Its single-engine pusher design featured a variable-incidence wing, which could rotate for takeoff without risking ground impact by the pusher propeller at the rear.

==History==
Through the Spring of 1944 the Blohm & Voss design team under Richard Vogt studied a series of design configurations for a "Stuka" dive bomber and ground-attack aircraft, with a view to replacing the ageing Junkers Ju 87 and relieving the demand on the Focke-Wulf Fw 190, which was being pressed into the role as a temporary stopgap. Ultimately, none of the competing designs would be produced and the Fw 190 was replaced in the ground-attack role by the Messerschmitt Me 262 jet fighter.

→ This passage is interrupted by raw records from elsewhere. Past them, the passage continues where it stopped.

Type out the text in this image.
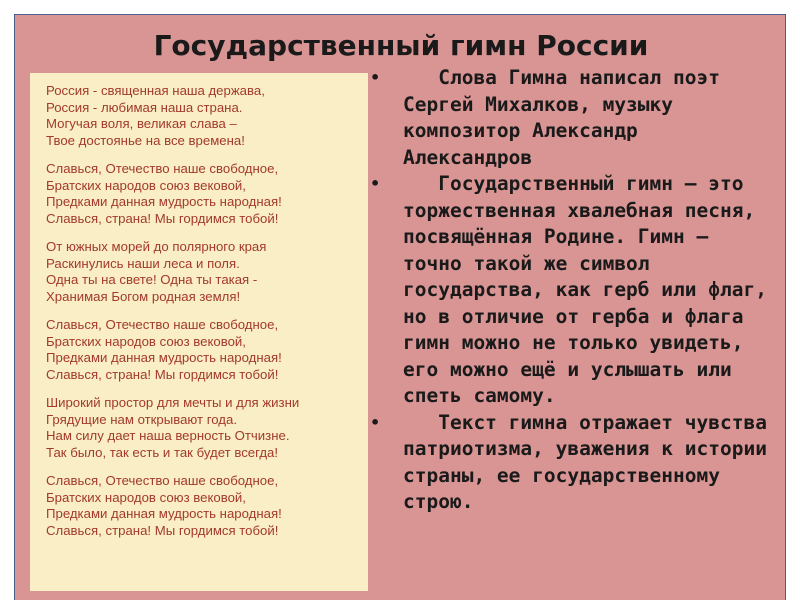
Государственный гимн России
Россия - священная наша держава,
Россия - любимая наша страна.
Могучая воля, великая слава –
Твое достоянье на все времена!
Славься, Отечество наше свободное,
Братских народов союз вековой,
Предками данная мудрость народная!
Славься, страна! Мы гордимся тобой!
От южных морей до полярного края
Раскинулись наши леса и поля.
Одна ты на свете! Одна ты такая -
Хранимая Богом родная земля!
Славься, Отечество наше свободное,
Братских народов союз вековой,
Предками данная мудрость народная!
Славься, страна! Мы гордимся тобой!
Широкий простор для мечты и для жизни
Грядущие нам открывают года.
Нам силу дает наша верность Отчизне.
Так было, так есть и так будет всегда!
Славься, Отечество наше свободное,
Братских народов союз вековой,
Предками данная мудрость народная!
Славься, страна! Мы гордимся тобой!
• Слова Гимна написал поэт Сергей Михалков, музыку композитор Александр Александров
• Государственный гимн — это торжественная хвалебная песня, посвящённая Родине. Гимн — точно такой же символ государства, как герб или флаг, но в отличие от герба и флага гимн можно не только увидеть, его можно ещё и услышать или спеть самому.
• Текст гимна отражает чувства патриотизма, уважения к истории страны, ее государственному строю.
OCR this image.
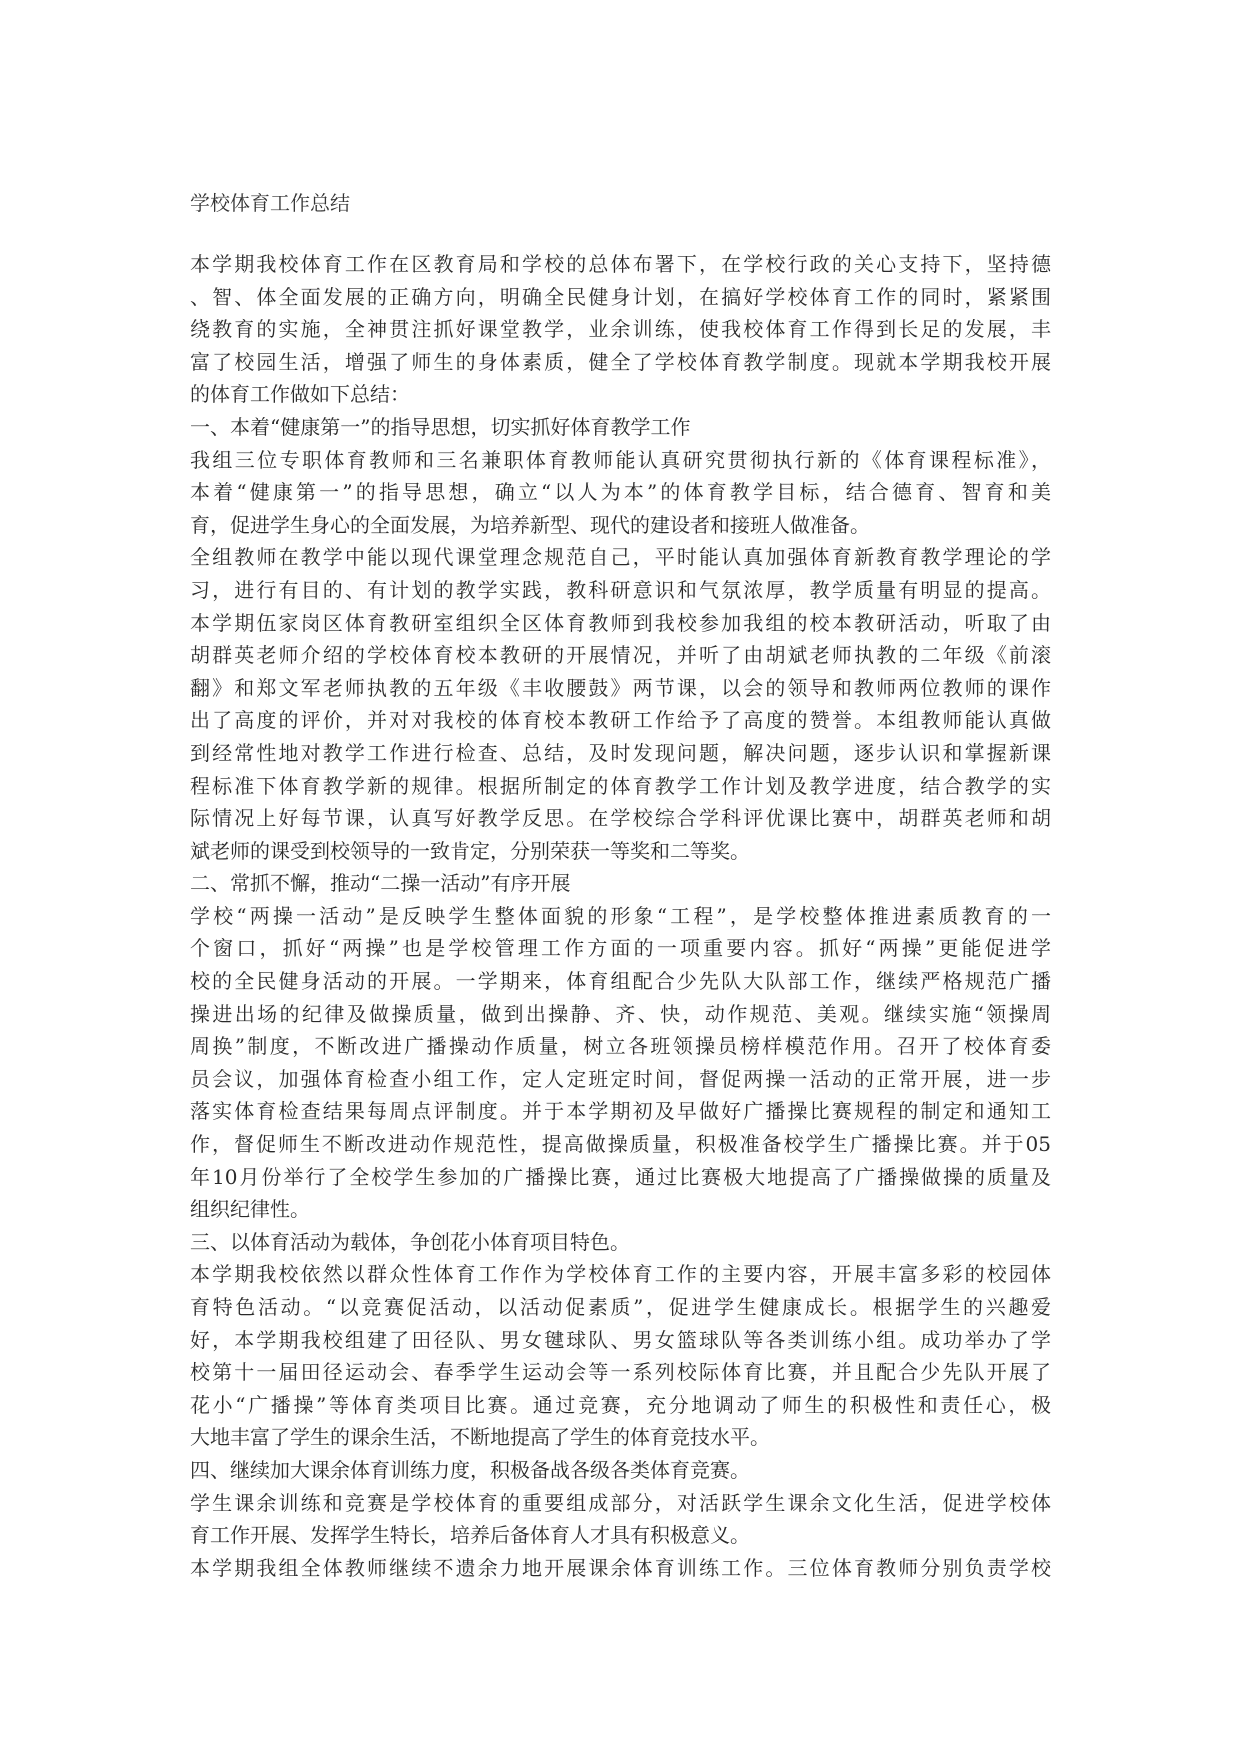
学校体育工作总结
本学期我校体育工作在区教育局和学校的总体布署下，在学校行政的关心支持下，坚持德
、智、体全面发展的正确方向，明确全民健身计划，在搞好学校体育工作的同时，紧紧围
绕教育的实施，全神贯注抓好课堂教学，业余训练，使我校体育工作得到长足的发展，丰
富了校园生活，增强了师生的身体素质，健全了学校体育教学制度。现就本学期我校开展
的体育工作做如下总结：
一、本着“健康第一”的指导思想，切实抓好体育教学工作
我组三位专职体育教师和三名兼职体育教师能认真研究贯彻执行新的《体育课程标准》，
本着“健康第一”的指导思想，确立“以人为本”的体育教学目标，结合德育、智育和美
育，促进学生身心的全面发展，为培养新型、现代的建设者和接班人做准备。
全组教师在教学中能以现代课堂理念规范自己，平时能认真加强体育新教育教学理论的学
习，进行有目的、有计划的教学实践，教科研意识和气氛浓厚，教学质量有明显的提高。
本学期伍家岗区体育教研室组织全区体育教师到我校参加我组的校本教研活动，听取了由
胡群英老师介绍的学校体育校本教研的开展情况，并听了由胡斌老师执教的二年级《前滚
翻》和郑文军老师执教的五年级《丰收腰鼓》两节课，以会的领导和教师两位教师的课作
出了高度的评价，并对对我校的体育校本教研工作给予了高度的赞誉。本组教师能认真做
到经常性地对教学工作进行检查、总结，及时发现问题，解决问题，逐步认识和掌握新课
程标准下体育教学新的规律。根据所制定的体育教学工作计划及教学进度，结合教学的实
际情况上好每节课，认真写好教学反思。在学校综合学科评优课比赛中，胡群英老师和胡
斌老师的课受到校领导的一致肯定，分别荣获一等奖和二等奖。
二、常抓不懈，推动“二操一活动”有序开展
学校“两操一活动”是反映学生整体面貌的形象“工程”，是学校整体推进素质教育的一
个窗口，抓好“两操”也是学校管理工作方面的一项重要内容。抓好“两操”更能促进学
校的全民健身活动的开展。一学期来，体育组配合少先队大队部工作，继续严格规范广播
操进出场的纪律及做操质量，做到出操静、齐、快，动作规范、美观。继续实施“领操周
周换”制度，不断改进广播操动作质量，树立各班领操员榜样模范作用。召开了校体育委
员会议，加强体育检查小组工作，定人定班定时间，督促两操一活动的正常开展，进一步
落实体育检查结果每周点评制度。并于本学期初及早做好广播操比赛规程的制定和通知工
作，督促师生不断改进动作规范性，提高做操质量，积极准备校学生广播操比赛。并于05
年10月份举行了全校学生参加的广播操比赛，通过比赛极大地提高了广播操做操的质量及
组织纪律性。
三、以体育活动为载体，争创花小体育项目特色。
本学期我校依然以群众性体育工作作为学校体育工作的主要内容，开展丰富多彩的校园体
育特色活动。“以竞赛促活动，以活动促素质”，促进学生健康成长。根据学生的兴趣爱
好，本学期我校组建了田径队、男女毽球队、男女篮球队等各类训练小组。成功举办了学
校第十一届田径运动会、春季学生运动会等一系列校际体育比赛，并且配合少先队开展了
花小“广播操”等体育类项目比赛。通过竞赛，充分地调动了师生的积极性和责任心，极
大地丰富了学生的课余生活，不断地提高了学生的体育竞技水平。
四、继续加大课余体育训练力度，积极备战各级各类体育竞赛。
学生课余训练和竞赛是学校体育的重要组成部分，对活跃学生课余文化生活，促进学校体
育工作开展、发挥学生特长，培养后备体育人才具有积极意义。
本学期我组全体教师继续不遗余力地开展课余体育训练工作。三位体育教师分别负责学校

Among the first of these was the P 193. Others, studied either in parallel or shortly afterwards, included the P 192, P 194 and P 196.

Although its estimated top speed of 640 kph at 7120 m was faster than the P 102, the rate of climb of the P 193 proved inadequate and the design was dropped.

==Design==
The P 193 was of pusher layout with a deep ventral fin to protect the rear-mounted propeller from ground impact, but was otherwise conventional in appearance. The pilot was seated well forward, giving an excellent vision, while the Junkers Jumo 213A engine, rated at 1330 kW, was mid-mounted and drove the propeller through a long extension shaft.

In order to obtain the necessary rotation for takeoff, the incidence of the main wing could be increased, similar to the earlier Bv 144 transport prototype then under construction in France.

Despite its difference from the even more radical P 192, studied in parallel, the two designs shared many of the same wing, forward fuselage, tricycle undercarriage and armament components.

It had a wing span of 11.4 m and length of 10.3 m.